Я думал, что мы тут же и пойдем на Голубиные колодцы – когда-то вырытые родственниками Шамса и заброшенные из-за того, что из них ушла вода. Но дядя не спешил. Он пришел за мной только в следующую пятницу сразу после намаза. Отец заворчал было, но дядя возражал так: если мальчик уже обязан носить чалму и молиться не меньше пяти раз на дню, а к тому же должен уже и поститься, как взрослый, то почему бы ему не научиться и этому делу мужчины – стрельбе из винтовки? Даже если он не станет генералом или хотя бы королевским гвардейцем, как родственник Заргуншаха, ему это пригодится. Это еще никому не мешало. Взять, например, меня.
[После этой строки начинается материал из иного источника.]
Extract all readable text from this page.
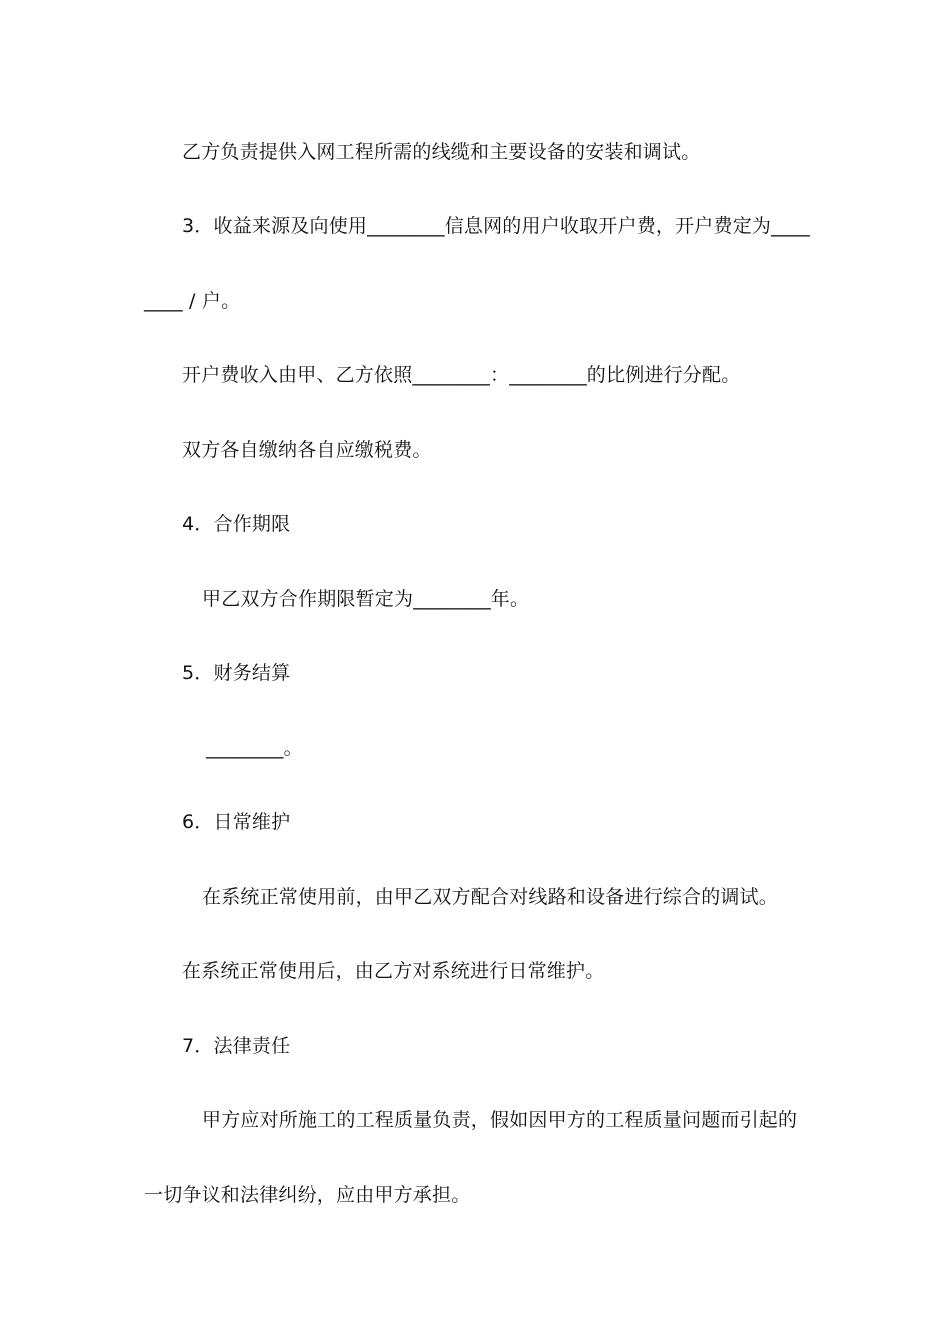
乙方负责提供入网工程所需的线缆和主要设备的安装和调试。
3．收益来源及向使用________信息网的用户收取开户费，开户费定为____
____ / 户。
开户费收入由甲、乙方依照________：________的比例进行分配。
双方各自缴纳各自应缴税费。
4．合作期限
甲乙双方合作期限暂定为________年。
5．财务结算
________。
6．日常维护
在系统正常使用前，由甲乙双方配合对线路和设备进行综合的调试。
在系统正常使用后，由乙方对系统进行日常维护。
7．法律责任
甲方应对所施工的工程质量负责，假如因甲方的工程质量问题而引起的
一切争议和法律纠纷，应由甲方承担。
Я никогда не забуду, как мы отбивались от наседающего врага в горах Спингара… Отец поспешил дать согласие, лишь бы не слушать в очередной раз рассказ об этом столкновении, происходившем то в горах Спингара, то в Ургуне, то в горах Шинкай, когда дядя водил караваны.
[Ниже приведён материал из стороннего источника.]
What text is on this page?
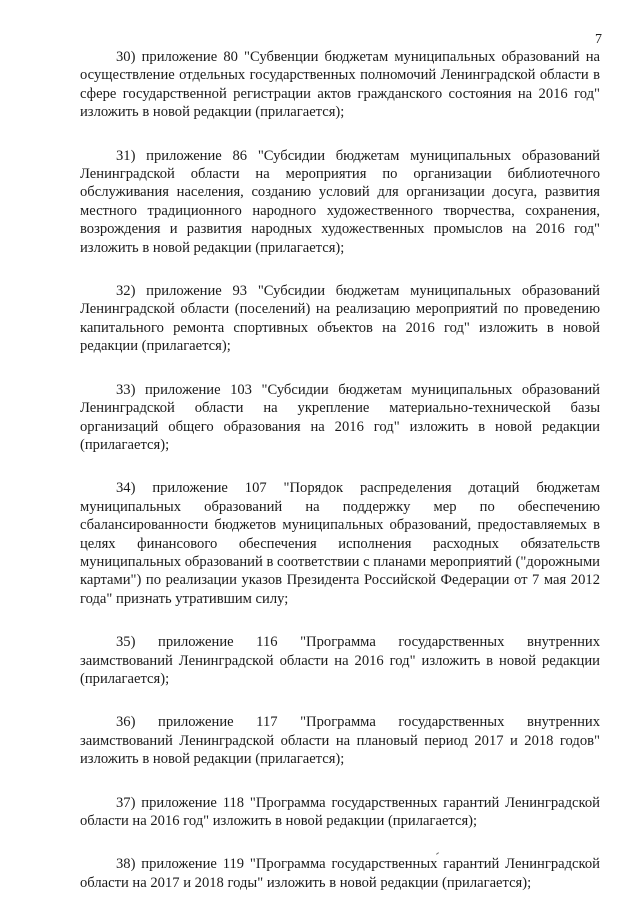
7

30) приложение 80 "Субвенции бюджетам муниципальных образований на осуществление отдельных государственных полномочий Ленинградской области в сфере государственной регистрации актов гражданского состояния на 2016 год" изложить в новой редакции (прилагается);

31) приложение 86 "Субсидии бюджетам муниципальных образований Ленинградской области на мероприятия по организации библиотечного обслуживания населения, созданию условий для организации досуга, развития местного традиционного народного художественного творчества, сохранения, возрождения и развития народных художественных промыслов на 2016 год" изложить в новой редакции (прилагается);

32) приложение 93 "Субсидии бюджетам муниципальных образований Ленинградской области (поселений) на реализацию мероприятий по проведению капитального ремонта спортивных объектов на 2016 год" изложить в новой редакции (прилагается);

33) приложение 103 "Субсидии бюджетам муниципальных образований Ленинградской области на укрепление материально-технической базы организаций общего образования на 2016 год" изложить в новой редакции (прилагается);

34) приложение 107 "Порядок распределения дотаций бюджетам муниципальных образований на поддержку мер по обеспечению сбалансированности бюджетов муниципальных образований, предоставляемых в целях финансового обеспечения исполнения расходных обязательств муниципальных образований в соответствии с планами мероприятий ("дорожными картами") по реализации указов Президента Российской Федерации от 7 мая 2012 года" признать утратившим силу;

35) приложение 116 "Программа государственных внутренних заимствований Ленинградской области на 2016 год" изложить в новой редакции (прилагается);

36) приложение 117 "Программа государственных внутренних заимствований Ленинградской области на плановый период 2017 и 2018 годов" изложить в новой редакции (прилагается);

37) приложение 118 "Программа государственных гарантий Ленинградской области на 2016 год" изложить в новой редакции (прилагается);

38) приложение 119 "Программа государственных гарантий Ленинградской области на 2017 и 2018 годы" изложить в новой редакции (прилагается);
После дождей глиняная земля расползалась под ногами, хотя ночью и подморозило слегка. Небо, очищенное от пыли и зноя, сияло так, что хотелось подпрыгивать. Дядя подвывал верблюжьей колючкой в ненастье. Я хотел, чтобы к нам присоединился Шамс, но его не отпустили. Его отец халифа [12] Вализар был суров. Он уже брал младшего сына с собой и заставлял спускаться по колодцам в подземные галереи, держать горящую плошку с маслом. Шамсу не нравились эти галереи с подземными водами, прорубленные колодезными халифами. Он долго боялся даже грота с источником в кишлаке под тутовым деревом, хотя туда за водой ходили женщины и девочки; а ему мерещилось в хлюпе воды, вытекающей из мрака, всякое, и когда его посылали за водой, он по дороге обязательно вызывал меня свистом. Шамс был трусоват. А может быть, у него было просто богатое воображение.
12
Халифа – мастер.
Вокруг расстилались степи, было видно далеко. Всюду горизонты начинали ломаться и дыбиться, где дальше, где ближе. Простор был ограничен хрупкими горами. Нет, горы переводили степной простор в небесный. Мне тоже хотелось петь. Но я не знал верблюжьих песен, а предстоящее дело заставляло меня быть серьезным.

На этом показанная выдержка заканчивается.